The second test completed was to power off a VM, and test its ability to vMotion off of the host – this worked.  When I powered the VM back on it immediately went back to the source host.  I then tried to vMotion the VM again while it was powered on from the affected source host, and move it to the destination host like I had before, and to my surprise it worked now.  Tested this process with a few other VMs for consistency.  I tried to restart a VM on the affected host, and then move it off to another host, but this did not work.

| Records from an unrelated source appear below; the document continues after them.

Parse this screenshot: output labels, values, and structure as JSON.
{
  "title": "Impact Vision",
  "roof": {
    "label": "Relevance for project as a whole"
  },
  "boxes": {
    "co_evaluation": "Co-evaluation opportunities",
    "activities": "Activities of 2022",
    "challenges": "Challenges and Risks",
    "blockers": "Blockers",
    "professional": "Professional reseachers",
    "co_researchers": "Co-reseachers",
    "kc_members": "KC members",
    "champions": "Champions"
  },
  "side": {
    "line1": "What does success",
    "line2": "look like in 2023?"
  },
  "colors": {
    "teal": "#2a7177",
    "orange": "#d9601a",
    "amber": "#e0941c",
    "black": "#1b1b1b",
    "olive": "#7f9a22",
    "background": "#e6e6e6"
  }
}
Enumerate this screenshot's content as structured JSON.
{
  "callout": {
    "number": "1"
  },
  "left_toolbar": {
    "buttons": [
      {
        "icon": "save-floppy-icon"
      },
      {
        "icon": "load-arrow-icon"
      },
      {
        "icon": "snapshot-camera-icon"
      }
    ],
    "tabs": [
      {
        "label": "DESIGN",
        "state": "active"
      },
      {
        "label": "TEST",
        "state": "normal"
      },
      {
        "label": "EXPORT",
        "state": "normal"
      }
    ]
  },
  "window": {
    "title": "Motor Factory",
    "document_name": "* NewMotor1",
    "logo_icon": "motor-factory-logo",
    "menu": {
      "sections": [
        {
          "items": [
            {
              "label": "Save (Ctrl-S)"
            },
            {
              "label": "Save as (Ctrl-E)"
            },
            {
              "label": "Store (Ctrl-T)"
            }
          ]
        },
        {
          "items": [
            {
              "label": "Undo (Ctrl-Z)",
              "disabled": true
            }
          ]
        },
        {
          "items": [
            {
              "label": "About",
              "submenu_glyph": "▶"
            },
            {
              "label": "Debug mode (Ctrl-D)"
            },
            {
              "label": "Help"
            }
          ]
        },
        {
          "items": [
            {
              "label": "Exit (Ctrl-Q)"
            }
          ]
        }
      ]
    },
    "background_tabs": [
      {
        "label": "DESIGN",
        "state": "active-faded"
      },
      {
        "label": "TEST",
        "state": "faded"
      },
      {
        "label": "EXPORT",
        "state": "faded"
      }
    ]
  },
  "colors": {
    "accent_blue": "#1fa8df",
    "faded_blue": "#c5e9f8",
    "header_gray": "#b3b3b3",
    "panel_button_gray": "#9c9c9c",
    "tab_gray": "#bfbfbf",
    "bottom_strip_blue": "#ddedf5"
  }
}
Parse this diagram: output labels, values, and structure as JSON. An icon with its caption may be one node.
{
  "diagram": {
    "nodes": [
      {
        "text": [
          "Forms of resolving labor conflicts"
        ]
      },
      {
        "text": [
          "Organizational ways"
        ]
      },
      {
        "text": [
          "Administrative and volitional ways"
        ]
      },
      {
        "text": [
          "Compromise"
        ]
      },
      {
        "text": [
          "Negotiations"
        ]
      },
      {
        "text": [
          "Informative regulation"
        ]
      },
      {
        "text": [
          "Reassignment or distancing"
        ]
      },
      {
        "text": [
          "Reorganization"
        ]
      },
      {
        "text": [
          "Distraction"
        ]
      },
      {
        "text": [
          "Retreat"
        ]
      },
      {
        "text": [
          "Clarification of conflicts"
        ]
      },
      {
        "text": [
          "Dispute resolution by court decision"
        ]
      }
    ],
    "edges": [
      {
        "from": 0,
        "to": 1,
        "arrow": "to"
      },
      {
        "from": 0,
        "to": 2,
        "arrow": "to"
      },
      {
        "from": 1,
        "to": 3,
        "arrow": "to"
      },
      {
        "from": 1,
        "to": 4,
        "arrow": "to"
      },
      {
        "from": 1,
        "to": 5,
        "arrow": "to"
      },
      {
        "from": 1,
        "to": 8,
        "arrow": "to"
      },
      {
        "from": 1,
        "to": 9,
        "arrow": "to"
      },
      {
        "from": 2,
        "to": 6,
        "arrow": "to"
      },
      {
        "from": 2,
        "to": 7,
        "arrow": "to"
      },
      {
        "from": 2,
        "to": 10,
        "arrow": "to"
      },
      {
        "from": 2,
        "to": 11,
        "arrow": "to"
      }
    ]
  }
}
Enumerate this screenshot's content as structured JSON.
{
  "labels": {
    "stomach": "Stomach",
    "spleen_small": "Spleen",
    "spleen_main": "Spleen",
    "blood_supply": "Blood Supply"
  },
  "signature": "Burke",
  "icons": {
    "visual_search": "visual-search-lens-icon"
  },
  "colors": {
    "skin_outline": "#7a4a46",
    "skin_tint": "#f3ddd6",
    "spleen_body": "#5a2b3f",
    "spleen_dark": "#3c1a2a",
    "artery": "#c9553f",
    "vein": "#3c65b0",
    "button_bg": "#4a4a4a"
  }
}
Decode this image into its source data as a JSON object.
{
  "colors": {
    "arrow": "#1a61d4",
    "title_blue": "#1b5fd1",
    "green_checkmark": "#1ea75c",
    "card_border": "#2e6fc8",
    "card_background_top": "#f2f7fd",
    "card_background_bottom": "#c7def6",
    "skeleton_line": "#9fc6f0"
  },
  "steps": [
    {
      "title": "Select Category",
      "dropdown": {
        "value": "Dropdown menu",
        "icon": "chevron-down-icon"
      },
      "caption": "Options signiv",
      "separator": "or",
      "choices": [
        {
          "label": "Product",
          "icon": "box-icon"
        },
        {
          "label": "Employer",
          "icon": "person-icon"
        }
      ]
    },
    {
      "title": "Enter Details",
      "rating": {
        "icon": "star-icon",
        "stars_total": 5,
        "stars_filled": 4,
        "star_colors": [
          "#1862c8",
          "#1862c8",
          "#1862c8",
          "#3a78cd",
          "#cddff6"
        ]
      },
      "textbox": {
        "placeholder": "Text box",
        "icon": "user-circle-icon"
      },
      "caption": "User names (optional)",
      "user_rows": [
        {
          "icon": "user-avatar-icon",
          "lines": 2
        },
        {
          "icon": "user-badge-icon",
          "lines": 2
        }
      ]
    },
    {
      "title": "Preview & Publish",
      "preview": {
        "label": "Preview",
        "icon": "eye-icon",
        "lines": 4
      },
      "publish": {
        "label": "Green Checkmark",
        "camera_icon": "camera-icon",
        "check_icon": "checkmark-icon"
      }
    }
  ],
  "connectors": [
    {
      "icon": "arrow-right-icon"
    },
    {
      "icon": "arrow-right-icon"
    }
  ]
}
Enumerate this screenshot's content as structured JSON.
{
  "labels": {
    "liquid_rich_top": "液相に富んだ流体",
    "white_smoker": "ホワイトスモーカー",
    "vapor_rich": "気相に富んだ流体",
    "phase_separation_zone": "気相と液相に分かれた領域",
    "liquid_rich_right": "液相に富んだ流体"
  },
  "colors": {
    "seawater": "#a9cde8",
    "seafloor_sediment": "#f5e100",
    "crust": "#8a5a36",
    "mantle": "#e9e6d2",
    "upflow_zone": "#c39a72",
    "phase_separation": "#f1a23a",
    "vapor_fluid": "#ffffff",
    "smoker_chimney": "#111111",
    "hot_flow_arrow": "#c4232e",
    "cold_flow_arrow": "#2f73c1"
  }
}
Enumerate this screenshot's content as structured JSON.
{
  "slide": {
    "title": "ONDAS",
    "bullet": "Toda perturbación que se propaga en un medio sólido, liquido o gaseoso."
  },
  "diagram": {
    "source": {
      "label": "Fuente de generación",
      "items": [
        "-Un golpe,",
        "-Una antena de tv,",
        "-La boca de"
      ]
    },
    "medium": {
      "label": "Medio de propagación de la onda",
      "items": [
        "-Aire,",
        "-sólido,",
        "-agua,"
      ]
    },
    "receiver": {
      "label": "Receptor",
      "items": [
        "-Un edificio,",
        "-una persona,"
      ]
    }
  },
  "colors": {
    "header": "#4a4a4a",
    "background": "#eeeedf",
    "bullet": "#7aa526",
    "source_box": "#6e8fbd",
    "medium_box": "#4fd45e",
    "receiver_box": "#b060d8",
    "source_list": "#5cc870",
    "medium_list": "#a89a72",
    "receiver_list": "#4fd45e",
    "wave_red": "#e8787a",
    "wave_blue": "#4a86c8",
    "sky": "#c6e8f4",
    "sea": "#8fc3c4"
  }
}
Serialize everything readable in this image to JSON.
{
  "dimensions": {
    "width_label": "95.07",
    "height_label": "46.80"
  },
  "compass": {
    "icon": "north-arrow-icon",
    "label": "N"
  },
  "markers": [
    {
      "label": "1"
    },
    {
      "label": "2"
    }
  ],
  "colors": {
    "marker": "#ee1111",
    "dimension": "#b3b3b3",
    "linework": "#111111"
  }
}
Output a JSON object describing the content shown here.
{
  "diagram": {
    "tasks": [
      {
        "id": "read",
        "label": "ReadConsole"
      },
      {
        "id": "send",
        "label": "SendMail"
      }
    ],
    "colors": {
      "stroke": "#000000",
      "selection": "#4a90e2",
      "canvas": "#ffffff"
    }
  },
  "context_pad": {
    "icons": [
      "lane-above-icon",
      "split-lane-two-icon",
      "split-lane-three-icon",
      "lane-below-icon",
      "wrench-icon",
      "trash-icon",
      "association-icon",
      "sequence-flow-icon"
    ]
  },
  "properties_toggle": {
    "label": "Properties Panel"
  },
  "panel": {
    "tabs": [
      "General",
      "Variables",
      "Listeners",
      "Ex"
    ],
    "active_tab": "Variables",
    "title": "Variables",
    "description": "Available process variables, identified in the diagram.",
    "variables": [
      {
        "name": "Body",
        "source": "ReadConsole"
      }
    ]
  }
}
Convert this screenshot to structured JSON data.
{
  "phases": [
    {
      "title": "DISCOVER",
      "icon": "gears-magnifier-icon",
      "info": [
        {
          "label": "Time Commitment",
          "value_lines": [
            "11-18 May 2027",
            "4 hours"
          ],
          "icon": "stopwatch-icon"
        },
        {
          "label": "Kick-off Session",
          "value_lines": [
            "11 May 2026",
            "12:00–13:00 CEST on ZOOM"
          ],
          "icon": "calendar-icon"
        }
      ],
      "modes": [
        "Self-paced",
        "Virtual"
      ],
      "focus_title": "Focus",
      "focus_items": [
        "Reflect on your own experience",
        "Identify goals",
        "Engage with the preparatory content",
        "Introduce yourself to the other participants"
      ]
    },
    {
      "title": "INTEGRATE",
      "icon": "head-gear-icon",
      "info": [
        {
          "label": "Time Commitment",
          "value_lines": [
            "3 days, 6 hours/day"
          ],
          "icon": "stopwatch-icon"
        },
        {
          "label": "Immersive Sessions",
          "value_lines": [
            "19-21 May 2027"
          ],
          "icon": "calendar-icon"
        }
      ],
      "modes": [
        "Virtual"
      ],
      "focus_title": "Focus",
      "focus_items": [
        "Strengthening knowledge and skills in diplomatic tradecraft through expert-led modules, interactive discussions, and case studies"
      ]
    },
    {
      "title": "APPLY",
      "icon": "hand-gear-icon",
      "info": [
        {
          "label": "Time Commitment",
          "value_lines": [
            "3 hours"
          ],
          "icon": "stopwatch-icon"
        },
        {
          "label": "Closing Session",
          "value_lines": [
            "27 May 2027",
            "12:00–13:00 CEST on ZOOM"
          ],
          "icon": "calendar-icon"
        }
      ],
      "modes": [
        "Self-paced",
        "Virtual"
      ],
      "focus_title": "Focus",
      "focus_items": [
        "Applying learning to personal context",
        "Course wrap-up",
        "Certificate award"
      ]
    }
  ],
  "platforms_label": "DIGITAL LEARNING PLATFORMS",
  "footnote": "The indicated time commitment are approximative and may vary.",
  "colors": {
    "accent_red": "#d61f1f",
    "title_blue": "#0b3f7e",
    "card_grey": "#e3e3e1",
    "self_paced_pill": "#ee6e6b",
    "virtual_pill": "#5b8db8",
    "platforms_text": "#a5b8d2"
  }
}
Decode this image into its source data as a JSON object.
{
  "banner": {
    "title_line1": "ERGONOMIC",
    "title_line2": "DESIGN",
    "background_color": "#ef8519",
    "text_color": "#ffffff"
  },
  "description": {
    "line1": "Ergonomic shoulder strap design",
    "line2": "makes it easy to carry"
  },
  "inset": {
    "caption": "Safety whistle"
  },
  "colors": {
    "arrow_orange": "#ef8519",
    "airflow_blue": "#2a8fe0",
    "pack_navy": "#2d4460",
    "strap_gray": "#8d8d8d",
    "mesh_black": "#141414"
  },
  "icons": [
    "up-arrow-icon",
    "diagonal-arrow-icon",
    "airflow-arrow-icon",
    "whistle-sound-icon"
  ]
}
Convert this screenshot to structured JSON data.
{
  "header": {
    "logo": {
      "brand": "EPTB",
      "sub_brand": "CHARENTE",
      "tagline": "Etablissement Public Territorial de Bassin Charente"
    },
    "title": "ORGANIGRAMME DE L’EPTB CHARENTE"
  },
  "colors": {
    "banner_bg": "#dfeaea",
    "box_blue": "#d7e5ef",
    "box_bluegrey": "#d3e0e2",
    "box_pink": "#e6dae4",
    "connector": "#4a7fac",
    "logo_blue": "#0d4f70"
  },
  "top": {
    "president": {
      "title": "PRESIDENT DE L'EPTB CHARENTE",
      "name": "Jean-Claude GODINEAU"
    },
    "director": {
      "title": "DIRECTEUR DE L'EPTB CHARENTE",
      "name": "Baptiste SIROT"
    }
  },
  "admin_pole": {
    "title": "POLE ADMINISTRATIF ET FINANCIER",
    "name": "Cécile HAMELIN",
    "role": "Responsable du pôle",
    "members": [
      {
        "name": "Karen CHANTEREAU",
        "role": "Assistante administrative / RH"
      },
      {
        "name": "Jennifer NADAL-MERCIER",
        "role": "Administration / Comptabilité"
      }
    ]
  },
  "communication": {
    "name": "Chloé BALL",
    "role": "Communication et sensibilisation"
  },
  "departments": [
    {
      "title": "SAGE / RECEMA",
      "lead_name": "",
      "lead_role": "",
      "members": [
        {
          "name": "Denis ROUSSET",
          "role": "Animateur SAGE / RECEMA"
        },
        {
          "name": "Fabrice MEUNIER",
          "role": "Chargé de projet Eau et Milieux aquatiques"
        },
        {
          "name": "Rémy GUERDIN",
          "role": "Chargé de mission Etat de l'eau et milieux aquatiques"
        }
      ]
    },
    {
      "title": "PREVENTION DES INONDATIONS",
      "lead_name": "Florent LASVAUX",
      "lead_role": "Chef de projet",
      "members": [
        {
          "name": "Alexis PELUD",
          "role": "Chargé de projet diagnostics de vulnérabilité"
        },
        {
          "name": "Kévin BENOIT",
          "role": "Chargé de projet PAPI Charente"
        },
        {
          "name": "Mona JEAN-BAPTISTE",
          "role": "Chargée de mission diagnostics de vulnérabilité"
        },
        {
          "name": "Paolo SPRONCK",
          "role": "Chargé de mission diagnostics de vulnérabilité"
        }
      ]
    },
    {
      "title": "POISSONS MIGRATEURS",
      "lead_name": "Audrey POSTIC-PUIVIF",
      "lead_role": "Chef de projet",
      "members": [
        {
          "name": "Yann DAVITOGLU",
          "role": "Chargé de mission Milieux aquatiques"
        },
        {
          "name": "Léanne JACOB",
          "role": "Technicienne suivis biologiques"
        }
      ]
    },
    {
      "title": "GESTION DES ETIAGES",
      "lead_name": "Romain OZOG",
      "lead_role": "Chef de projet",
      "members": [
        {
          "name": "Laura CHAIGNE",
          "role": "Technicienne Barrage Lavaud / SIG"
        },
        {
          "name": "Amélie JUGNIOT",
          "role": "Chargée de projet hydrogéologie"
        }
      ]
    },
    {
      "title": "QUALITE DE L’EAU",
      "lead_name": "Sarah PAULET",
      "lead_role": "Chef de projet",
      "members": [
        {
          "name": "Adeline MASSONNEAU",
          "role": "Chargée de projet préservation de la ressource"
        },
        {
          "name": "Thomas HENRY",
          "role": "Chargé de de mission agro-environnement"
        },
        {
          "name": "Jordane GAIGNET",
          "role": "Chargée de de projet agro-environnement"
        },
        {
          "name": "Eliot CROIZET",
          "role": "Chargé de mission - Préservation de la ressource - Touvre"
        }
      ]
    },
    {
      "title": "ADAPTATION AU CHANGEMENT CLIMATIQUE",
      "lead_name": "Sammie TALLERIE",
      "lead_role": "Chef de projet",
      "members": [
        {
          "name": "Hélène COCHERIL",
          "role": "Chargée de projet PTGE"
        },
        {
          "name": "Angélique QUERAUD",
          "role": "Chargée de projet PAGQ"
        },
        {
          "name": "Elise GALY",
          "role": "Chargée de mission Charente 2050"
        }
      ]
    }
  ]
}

My final test was to vMotion a VM from a different host to the affected host.  This worked as well, and I was even able to vMotion off from that affected host again.

 

In our environment we have a Trend-micro agent VM and a GI VM running on each host.  I logged into the vSphere web-client to look at the status of the Trend-micro VM and there was no indication of an error, I found the same status checking the GI vm.

Knowing we have had issues with Trend-micro in the past, I powered down the Trend-micro VM running on the host, and attempted a manual vMotion of a test VM I knew couldn’t move before – IT WORKED.  Tried another with the same result.  Put the host into maintenance mode to try and evacuate the rest of the customer VMs off from it with success!

To wrap all of this up, the Trend-micro agent VM running on the esxi6 host was preventing other VMs from vMotioning off either manually or through DRS.  Once the trend-micro agent VM was powered off, I was able to evacuate the host.